IkeとBuddy-Leeは過去に犯罪の経歴があり、いろいろなことを背負って生きているし、彼らの理解者も少ないのですが、話を読み進めるうちに彼らを少しづつ理解していくことができ、最後には二人を応援している自分がいました。二人とも欠陥もたくさんあるけどそれもまたキャラクターとして真実味があるし、対照的な二人がいいコンビとして書かれていたと思います。白人と黒人ということもあり最初はお互いに敬遠している部分もあるけど少しづつ打ち解けていくところが個人的にはとてもよかったです。Buddy-Leeは白人で白人中心の環境で育ってきているので自分が差別的な発言をしても気づいていないこともあり、そこに最終的には自分で気づけるようになるところもよかったです。
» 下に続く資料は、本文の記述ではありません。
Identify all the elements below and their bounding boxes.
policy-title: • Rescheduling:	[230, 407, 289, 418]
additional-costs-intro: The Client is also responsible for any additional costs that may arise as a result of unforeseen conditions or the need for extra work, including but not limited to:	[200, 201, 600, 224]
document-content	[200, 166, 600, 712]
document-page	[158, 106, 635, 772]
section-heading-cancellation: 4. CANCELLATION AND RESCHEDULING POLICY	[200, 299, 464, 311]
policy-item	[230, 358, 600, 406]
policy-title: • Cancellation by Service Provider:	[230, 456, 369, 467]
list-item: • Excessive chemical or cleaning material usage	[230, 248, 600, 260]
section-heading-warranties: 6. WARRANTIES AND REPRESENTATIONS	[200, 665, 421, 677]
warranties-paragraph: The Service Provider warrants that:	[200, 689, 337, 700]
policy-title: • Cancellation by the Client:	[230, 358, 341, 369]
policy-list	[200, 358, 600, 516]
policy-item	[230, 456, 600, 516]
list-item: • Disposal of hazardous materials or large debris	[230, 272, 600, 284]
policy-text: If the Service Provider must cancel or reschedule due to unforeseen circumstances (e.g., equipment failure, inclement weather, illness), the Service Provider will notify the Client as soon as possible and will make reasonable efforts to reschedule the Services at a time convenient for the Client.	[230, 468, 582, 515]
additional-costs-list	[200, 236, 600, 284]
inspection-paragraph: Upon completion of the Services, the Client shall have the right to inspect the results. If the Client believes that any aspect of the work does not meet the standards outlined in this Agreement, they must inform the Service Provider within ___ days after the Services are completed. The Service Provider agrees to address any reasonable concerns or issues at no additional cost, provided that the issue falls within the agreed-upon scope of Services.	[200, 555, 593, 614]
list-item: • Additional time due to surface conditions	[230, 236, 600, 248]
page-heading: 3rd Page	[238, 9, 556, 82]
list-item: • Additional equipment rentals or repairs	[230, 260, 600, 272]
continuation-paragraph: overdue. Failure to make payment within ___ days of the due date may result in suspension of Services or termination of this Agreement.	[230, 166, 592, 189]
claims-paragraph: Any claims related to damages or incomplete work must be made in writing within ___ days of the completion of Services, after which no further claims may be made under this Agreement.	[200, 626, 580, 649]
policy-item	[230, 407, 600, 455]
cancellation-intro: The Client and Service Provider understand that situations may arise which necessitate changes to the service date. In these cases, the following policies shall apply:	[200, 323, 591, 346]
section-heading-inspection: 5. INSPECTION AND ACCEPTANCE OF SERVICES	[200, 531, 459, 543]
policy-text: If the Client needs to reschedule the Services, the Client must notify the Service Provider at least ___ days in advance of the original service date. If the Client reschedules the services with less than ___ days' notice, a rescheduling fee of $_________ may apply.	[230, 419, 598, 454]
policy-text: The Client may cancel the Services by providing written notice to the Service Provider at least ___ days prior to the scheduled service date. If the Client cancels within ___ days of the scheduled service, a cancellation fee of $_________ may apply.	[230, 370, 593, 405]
確かに自分で差別的なことをしていると思っていないけど実際にはしてしまっているという人は世の中にたくさんいるし、まずその気づきがなければ人種差別を含む各種の差別というものは無くならないと思うからです。もしかしたら自分も気づかずに誰かを傷つけるようなことを言ってしまっているかもしれないという状況はとても怖いなと思いました。こうして本を読んだりいろいろな人の話を聞いたりして自分も知らず知らずに人を差別したり傷つけたりしていないか気をつけて気付けていけたらいいなと改めて思いました。

あと一つちょっと残念だったのは最後の犯人がわかるところがちょっと急ぎすぎというかそんなに簡単に決めつけていいの?と思ってしまいました。もしかしたら犯人バレしたくなかったからそれまでの経緯というか伏線をあえて敷かなかったのかもしれませんがあまりにもすぐに犯人につなげてしまったような気がしてちょっと拍子抜けしてしまいました。

しかしIkeとBuddy-Leeは怖いもの無しな感じでガンガンと突き進むところが気持ちよかったし、アクションがたくさんで映画をみているような感覚もありました。アクション好きにぜひおすすめしたい本だと思いました。アクション好きでなくても最後には手に汗握り二人を応援していることは間違い無いと思います。

生前にゲイである息子を受け入れることのできなかった二人の父親はその愚かさを後悔しますがなくなった息子たちはもう帰ってきません。このような状況はその渦中にいるときはわからないかもしれないけど後になると自分がこだわってしまっていたことが実はそれほど重要なことでは無いことがわかると思います。私は常に自分にとって人生で一番大切なものはないかを考えながら毎日を生きていきたいと思います。

英語に関しては知らないスラングもいくつか出てきてそれは興味深く勉強になりました。